Sunday, July 17, 2016

Update on the Attack in Nice and the Failed Turkish Coup


Gokhan Tan/Getty Images Clothes and weapons beloging to soldiers involved in the coup attempt that have now surrendered lie on the ground abandoned on Bosphorus bridge on July 16, 2016. This photo is already justifiably famous.
Gokhan Tan/Getty Images. This photo is already justifiably famous.
Editors have been writing and calling me all weekend to ask if I can comment on events in France and Turkey. Of course, this would happen be one of the very few weeks in the past decade that I’ve neither been in France nor Turkey.

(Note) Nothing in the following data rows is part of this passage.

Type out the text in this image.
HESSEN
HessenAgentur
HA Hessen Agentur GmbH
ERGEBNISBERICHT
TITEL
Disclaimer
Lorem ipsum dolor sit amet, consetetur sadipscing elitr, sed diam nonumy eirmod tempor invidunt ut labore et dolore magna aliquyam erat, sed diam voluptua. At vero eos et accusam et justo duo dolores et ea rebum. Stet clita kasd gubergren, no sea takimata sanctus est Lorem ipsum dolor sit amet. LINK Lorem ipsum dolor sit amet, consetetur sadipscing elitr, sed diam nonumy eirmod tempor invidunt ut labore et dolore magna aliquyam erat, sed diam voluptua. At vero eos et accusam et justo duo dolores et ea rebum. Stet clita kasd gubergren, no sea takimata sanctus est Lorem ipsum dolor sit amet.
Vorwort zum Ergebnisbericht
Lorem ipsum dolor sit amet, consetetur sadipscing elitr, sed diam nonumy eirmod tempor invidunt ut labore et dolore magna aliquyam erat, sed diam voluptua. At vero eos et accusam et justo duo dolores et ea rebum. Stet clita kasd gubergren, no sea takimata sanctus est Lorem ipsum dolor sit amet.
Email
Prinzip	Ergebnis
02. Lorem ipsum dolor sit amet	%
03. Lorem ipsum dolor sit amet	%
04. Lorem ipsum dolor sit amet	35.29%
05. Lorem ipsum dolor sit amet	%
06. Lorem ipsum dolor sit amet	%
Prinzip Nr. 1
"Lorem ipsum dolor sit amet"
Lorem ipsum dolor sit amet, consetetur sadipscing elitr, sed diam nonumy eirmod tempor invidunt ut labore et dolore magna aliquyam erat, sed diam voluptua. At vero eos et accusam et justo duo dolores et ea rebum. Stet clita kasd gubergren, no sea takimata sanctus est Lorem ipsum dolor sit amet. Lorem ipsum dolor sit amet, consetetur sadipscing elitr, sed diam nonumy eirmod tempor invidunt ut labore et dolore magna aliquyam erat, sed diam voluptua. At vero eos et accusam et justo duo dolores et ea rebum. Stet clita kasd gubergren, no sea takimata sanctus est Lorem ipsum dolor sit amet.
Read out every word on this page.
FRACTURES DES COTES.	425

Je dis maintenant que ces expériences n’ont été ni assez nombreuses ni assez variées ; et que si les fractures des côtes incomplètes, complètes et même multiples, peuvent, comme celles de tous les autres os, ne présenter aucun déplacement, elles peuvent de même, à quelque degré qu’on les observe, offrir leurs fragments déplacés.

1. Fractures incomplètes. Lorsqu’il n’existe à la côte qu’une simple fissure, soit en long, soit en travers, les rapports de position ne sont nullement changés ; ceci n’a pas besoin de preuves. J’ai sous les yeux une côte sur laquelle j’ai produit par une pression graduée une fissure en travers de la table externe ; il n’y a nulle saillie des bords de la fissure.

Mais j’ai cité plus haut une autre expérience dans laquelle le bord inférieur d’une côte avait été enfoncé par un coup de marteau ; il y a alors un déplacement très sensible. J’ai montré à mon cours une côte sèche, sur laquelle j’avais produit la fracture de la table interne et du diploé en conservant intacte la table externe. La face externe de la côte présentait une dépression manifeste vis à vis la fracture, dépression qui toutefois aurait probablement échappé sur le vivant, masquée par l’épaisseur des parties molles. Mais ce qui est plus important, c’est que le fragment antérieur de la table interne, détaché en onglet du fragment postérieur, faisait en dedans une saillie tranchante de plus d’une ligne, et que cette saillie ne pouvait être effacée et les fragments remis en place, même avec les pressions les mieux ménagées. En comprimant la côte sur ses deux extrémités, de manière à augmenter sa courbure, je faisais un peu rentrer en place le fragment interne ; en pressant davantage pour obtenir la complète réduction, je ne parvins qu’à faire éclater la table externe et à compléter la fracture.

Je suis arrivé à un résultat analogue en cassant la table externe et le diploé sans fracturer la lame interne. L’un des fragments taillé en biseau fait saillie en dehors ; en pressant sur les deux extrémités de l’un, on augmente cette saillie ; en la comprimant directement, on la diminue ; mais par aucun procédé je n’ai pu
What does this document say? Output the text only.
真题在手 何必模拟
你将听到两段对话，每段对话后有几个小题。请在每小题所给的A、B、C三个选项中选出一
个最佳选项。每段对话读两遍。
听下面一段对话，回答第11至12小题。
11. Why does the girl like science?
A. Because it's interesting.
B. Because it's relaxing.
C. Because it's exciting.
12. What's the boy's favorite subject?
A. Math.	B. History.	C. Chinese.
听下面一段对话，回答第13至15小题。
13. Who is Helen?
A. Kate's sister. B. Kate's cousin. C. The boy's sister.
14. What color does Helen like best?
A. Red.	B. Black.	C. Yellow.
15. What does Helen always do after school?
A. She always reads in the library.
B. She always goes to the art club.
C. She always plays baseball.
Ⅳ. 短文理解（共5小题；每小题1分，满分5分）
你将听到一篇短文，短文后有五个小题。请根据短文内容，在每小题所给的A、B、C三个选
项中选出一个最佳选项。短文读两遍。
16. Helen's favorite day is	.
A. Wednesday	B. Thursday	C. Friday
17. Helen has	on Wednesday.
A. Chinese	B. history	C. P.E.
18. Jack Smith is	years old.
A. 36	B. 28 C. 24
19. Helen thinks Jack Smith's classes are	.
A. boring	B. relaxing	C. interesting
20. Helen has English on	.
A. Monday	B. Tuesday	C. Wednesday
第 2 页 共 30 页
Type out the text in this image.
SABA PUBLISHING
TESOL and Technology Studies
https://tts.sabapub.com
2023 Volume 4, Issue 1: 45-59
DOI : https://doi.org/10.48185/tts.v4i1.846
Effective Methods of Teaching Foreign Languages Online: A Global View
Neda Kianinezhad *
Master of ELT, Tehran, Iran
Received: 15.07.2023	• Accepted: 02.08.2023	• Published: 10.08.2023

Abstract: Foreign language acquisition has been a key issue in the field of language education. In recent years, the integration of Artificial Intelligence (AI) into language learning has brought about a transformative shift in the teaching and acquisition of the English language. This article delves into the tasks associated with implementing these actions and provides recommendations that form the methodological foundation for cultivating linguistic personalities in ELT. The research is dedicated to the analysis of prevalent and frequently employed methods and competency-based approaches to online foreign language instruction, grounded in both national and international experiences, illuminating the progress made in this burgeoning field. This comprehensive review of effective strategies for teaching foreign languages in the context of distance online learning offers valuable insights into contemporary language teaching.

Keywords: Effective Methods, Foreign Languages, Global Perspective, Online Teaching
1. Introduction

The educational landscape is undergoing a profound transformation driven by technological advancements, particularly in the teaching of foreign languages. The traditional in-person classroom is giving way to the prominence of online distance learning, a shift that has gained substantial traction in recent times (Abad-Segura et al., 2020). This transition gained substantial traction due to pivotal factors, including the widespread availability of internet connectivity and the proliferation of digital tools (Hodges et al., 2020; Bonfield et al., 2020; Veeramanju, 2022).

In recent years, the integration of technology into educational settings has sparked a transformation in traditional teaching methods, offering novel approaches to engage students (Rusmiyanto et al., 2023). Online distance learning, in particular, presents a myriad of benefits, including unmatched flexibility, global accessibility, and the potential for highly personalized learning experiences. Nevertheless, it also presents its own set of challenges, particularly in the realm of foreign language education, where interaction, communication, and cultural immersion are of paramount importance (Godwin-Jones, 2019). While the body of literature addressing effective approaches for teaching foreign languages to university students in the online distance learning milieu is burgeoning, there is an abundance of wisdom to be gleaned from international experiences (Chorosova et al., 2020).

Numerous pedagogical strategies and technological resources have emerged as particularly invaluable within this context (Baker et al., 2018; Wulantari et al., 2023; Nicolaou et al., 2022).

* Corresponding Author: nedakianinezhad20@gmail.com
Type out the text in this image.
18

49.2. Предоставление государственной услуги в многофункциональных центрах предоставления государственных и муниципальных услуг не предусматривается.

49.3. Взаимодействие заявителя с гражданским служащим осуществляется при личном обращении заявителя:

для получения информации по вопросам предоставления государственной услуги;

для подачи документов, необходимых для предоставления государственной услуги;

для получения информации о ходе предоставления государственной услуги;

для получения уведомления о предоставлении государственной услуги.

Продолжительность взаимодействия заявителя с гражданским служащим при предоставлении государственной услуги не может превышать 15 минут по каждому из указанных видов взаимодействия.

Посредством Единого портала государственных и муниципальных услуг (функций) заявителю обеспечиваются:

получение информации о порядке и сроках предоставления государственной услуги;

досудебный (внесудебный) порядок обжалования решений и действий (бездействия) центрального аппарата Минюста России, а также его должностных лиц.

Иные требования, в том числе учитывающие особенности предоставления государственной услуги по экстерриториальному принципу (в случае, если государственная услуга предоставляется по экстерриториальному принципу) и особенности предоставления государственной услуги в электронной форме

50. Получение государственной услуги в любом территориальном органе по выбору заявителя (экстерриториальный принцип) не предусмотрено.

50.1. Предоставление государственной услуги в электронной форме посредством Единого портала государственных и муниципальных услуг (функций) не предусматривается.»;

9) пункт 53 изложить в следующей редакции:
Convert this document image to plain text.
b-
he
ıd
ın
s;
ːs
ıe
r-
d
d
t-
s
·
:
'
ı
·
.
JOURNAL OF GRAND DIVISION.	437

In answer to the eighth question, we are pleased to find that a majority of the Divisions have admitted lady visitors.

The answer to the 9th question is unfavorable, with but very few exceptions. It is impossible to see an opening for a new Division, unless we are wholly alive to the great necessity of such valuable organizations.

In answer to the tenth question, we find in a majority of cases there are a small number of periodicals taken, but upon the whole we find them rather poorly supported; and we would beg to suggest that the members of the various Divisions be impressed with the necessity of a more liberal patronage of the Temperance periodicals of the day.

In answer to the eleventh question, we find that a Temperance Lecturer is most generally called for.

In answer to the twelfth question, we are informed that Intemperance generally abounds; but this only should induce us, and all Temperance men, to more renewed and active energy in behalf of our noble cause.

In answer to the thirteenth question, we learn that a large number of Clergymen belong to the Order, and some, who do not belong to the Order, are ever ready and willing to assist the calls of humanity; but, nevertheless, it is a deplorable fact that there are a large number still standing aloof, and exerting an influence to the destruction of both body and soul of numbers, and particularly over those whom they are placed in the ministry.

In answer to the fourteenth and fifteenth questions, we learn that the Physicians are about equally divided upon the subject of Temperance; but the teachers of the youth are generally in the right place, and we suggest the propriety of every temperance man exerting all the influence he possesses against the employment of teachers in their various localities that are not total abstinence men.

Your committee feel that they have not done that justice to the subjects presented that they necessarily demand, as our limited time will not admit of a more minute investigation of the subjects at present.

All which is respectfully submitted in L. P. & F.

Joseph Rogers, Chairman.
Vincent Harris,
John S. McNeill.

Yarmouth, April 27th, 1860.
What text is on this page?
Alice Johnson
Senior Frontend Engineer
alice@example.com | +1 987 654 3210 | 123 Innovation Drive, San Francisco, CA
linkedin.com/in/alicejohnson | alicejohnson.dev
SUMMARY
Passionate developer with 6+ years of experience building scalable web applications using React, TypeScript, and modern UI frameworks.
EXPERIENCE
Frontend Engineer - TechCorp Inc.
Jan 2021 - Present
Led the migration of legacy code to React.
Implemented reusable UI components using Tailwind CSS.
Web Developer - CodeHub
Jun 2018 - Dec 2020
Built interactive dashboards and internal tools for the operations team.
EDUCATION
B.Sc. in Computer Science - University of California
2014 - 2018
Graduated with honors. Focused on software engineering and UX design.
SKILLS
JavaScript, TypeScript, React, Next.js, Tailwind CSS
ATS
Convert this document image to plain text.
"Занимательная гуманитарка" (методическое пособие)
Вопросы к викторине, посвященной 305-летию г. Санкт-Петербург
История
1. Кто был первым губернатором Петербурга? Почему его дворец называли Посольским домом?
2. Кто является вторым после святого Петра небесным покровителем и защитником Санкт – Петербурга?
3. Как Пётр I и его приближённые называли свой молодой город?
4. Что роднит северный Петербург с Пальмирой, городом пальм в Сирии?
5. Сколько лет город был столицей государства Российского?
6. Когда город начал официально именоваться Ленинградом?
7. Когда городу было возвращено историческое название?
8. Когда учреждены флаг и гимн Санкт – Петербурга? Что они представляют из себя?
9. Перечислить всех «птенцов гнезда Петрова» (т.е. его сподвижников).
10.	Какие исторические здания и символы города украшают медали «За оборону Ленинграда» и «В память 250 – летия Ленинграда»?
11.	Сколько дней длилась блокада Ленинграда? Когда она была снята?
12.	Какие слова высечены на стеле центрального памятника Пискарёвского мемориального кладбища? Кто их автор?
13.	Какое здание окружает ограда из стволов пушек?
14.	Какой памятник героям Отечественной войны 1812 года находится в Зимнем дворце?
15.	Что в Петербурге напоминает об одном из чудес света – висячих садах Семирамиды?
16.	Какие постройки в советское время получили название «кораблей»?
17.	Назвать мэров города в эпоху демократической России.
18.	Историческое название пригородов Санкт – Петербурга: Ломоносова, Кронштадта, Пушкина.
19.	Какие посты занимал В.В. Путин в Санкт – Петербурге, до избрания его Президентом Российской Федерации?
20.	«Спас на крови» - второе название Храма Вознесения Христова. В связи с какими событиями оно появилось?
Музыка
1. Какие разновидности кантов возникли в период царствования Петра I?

But I’ve been following the news closely in both places. I wrote this piece about the attack in Nice for City Journal. It was monstrous and terribly depressing, but not surprising. I’ll be back in France tomorrow afternoon, and I’ll then be able to tell you a bit more then about the investigation and how France is reacting.
As for Turkey, to tell you much beyond what’s in the news, I’d have to be there. It’s a catastrophe, and people there will suffer for a long time because of it.
Many aspects of the story so far make no sense to me — why did the putschists bomb the Turkish Parliament, of all insane things? Why was the coup attempt so incompetently executed? That doesn’t mean there’s no explanation, only that I don’t yet understand it.
Although Vox isn’t where I’d usually go for incisive commentary, they interviewed someone to whom I would turn for that. As Dani Rodrik points out, the whole coup attempt is very puzzling:
For one thing, it seems to have been very poorly planned. For example, most TV channels were left operating and there does not seem to have been an attempt to take Erdogan in. … Second, it is not clear who would benefit from a coup. The military is no longer the secularist stronghold with a strong esprit de corps and sense of mission it once was. (Hence the widespread theory in Turkey that this was a coup staged by Erdogan himself, designed to pave the way for an Erdogan dictatorship. But this doesn’t quite ring true either, in light of Erdogan’s recent attempts to mend fences with Russia and Israel to strengthen the economy. He must know that even a failed coup would wreak havoc with the economy.)
And it’s very unclear how anyone could have imagined that bombing parliament in Ankara and blocking bridges in Istanbul would overthrow Erdoğan, not least because he wasn’t in Istanbul or Ankara. He was in Marmaris. 
The theory that Erdoğan staged this himself is insane, even if a number of my friends suspect so. Many real people have died. Were they all actors? How did he persuade so many people to sign up for a suicide mission in service of this theater? What’s pretty clear is that he’ll be the beneficiary, however; and this will give him cover to persecute any opposition remaining and pass a new constitution arrogating all power to himself. That’s an unqualified disaster.
It’s perhaps more plausible that he knew there was a faction planning a coup and chose not to disrupt their plans. But even that seems implausible — it’s a wild risk to take; how could he be so sure it would fail? But the lack of organization and inefficiency might be because they prepared for or at least entertained the idea of a coup, but somehow the preparations were discovered, forcing them to act prematurely. This is just wild speculation on my part, though.
It has already been followed by a massive purge of the judiciary and the army. The numbers change depending who’s reporting it, but they’re in the thousands and obviously go way beyond any evidence that could have been uncovered since Friday. Thousands of judges have been sacked and hundreds more arrested. Not only does this leave me wondering who will be left to judge the alleged coup-plotters, it makes me wonder whether everyday jurisprudence will now be in short supply. Who’s going to be left to adjudicate contract disputes and traffic tickets?
Erdoğan is unsurprisingly placing the blame on Fethullah Gülen; he and many in Turkey believe that we’ve been sheltering Gülen explicitly for such purposes. His demand that we extradite him has the potential to escalate quickly to a crisis. Last night a Turkish minister, Süleyman Soylu, explicitly blamed the US for the coup attempt: “The instigator of this coup is United States,” he said, and “Behind the terror in [Turkey’s] southeast, and troubles in Syria and Iraq, is the USA’s ambitions and plans.”
Last night Erdoğan announced that those who stand by Gülen would be “at war” with Turkey. As of last night, Incirlik was shut down, with much speculation that it would remain that way until Gülen was returned. I don’t know if this is true, but if it is, it will at least temporarily starve anti-ISIS forces in Syria of air support. 
Over the years I lived in Turkey, I wrote a few pieces that might be useful as background to this. Here I ask, who is Fethullah Gülen? I wrote more about the relationship between Erdogan and Gülen in Turkey’s Two Thugs.
Murat Yetkin is probably the best journalist to follow for detailed timelines and accurate English-language reporting from Turkey. See, e.g., Anatomy of a Failed Coup.
I’ll be writing a bit about this over the week and I’ll post the links here. 
Of course, I’m worried about my friends in Turkey.